What is a hung parliament and will there be one after the 2019 general election?

Boris Johnson has called a snap general election in the hope it might get him a majority in parliament.

But is it really that simple?

Nobody can guarantee how many seats they’ll win in an election and there’s the possibility that he could end up with a hung parliament, which definitely won’t help matters.

What is a hung parliament?

A 'hung parliament' is when no one political party wins a majority of seats.

When that happens, the prime minister who was in power before the election remains in power and is given the first chance to try to form a government.

They can choose to form a minority government, or can enter into a coalition with another party.

If attempts to negotiate a coalition fail, they may decide to resign and recommend that the leader of the largest opposition party is invited to form a government.

In 2017 Theresa May entered into a deal with the DUP after failing to secure a majority (Picture: PA)

Has there been a hung parliament in the UK before?

If the general election on December 12 brings a hung parliament, it won’t be the first time the UK has been in this situation.

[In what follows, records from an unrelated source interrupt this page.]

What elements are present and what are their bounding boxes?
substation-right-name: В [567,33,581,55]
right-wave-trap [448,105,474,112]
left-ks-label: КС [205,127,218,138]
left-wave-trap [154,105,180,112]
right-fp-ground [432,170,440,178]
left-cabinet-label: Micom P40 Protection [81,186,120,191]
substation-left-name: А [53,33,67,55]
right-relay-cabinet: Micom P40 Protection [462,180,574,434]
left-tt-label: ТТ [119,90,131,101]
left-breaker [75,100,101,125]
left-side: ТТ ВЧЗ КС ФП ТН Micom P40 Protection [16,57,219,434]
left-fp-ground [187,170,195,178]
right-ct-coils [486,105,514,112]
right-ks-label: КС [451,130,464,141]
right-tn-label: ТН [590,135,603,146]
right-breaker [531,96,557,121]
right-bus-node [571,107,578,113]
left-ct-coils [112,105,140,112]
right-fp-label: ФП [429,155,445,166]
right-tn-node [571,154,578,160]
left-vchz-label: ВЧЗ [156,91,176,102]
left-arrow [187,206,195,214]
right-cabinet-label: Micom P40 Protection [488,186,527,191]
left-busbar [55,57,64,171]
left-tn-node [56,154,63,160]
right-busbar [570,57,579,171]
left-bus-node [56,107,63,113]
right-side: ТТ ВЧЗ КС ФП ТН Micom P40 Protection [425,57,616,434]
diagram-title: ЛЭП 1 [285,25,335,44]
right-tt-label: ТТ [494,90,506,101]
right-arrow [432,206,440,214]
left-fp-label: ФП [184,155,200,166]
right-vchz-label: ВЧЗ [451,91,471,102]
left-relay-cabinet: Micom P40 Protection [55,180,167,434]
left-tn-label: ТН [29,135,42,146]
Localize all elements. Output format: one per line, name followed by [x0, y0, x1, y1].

In fact, the last time there was a Christmas general election, in 1923, the Conservative party led by Stanley Baldwin lost their majority and was unable to form a coalition.

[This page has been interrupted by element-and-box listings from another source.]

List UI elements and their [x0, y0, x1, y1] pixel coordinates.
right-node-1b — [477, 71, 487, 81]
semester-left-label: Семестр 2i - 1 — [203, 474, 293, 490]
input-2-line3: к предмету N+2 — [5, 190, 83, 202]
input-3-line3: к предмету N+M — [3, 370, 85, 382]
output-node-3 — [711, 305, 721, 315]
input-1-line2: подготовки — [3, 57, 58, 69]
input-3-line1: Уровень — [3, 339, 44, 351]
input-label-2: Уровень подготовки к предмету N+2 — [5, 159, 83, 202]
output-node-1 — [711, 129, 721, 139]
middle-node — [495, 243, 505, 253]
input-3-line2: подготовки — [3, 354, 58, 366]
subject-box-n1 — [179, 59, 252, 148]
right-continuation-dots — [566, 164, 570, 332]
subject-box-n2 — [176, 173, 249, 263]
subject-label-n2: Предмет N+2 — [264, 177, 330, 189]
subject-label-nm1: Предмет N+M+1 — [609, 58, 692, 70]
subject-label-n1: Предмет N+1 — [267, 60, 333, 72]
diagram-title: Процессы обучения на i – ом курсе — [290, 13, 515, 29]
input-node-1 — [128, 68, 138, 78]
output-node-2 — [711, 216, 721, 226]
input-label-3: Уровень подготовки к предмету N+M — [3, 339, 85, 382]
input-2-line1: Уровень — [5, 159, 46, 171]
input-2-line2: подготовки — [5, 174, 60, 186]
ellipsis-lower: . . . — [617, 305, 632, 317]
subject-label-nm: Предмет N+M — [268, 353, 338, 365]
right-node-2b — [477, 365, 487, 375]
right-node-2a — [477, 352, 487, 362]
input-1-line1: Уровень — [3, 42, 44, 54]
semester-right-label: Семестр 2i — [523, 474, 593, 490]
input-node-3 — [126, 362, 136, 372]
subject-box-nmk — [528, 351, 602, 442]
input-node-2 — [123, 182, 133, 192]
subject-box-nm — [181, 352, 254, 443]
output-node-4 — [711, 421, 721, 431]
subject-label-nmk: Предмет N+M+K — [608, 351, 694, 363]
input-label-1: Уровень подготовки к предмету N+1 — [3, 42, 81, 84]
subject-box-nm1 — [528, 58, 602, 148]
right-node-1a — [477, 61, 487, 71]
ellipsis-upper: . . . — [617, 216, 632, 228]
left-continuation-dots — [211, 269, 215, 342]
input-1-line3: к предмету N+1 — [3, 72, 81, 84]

The Labour party then took office and led the country as a minority government until October 1924.

Again, in 1974 the Conservative administration lost its majority. Edward Heath stayed Prime Minister as he tried to form a coalition but resigned just days later. A second general that year won Labour a majority of just three and by 1977-78 the Labour Government had to make a deal with the Liberal Party.

Prime Minister David Cameron (R) and Deputy Prime Minister Nick Clegg after they agreed to form a coalition government in 2010. (Photo by Christopher Furlong - WPA Pool /Getty Images)

More recently, there was a hung parliament in the 2010 general election which led to a coalition between the Conservatives and Liberal Democrats.

In 2017 the Tory government lost its majority and Theresa May entered into a deal with the Democratic Unionist Party (DUP) on a supply and confidence basis.

Are we likely to have a hung parliament after the 2019 election?

Nobody can predict an election result and despite what polls seem to forecast, a shock result is always possible.

Back in 2017, Theresa May had hoped to secure a majority but instead found herself having to make a deal to stay in power.

Brexit Party leader Nigel Farage has predicted a hung parliament and said his own party could be key to any future government.

Brexit Party leader Nigel Farage has predicted a hung parliament (Picture: Reuters)

He told ITV: “It is likely, it is likely that we are going to have a hung parliament next time around so actually if the Brexit Party get a reasonable amount of people in there they could exert a great influence.

“Mrs May was kept in power by 10 DUP MPs.”

Labour leader Jeremy Corbyn has previously said if he fails to win an overall majority, he wouldn’t seek a coalition and would seek to govern as a minority government.

The Liberal Democrats have ruled out propping up a Labour government, with party leader Jo Swinson saying Jeremy Corbyn was “not fit for the job of prime minister”.

What will happen to Brexit if there is a hung parliament?

In short, we’re basically back where we started.

Without one party commanding a majority, it’s difficult to get legislation passed - and that includes any Brexit laws.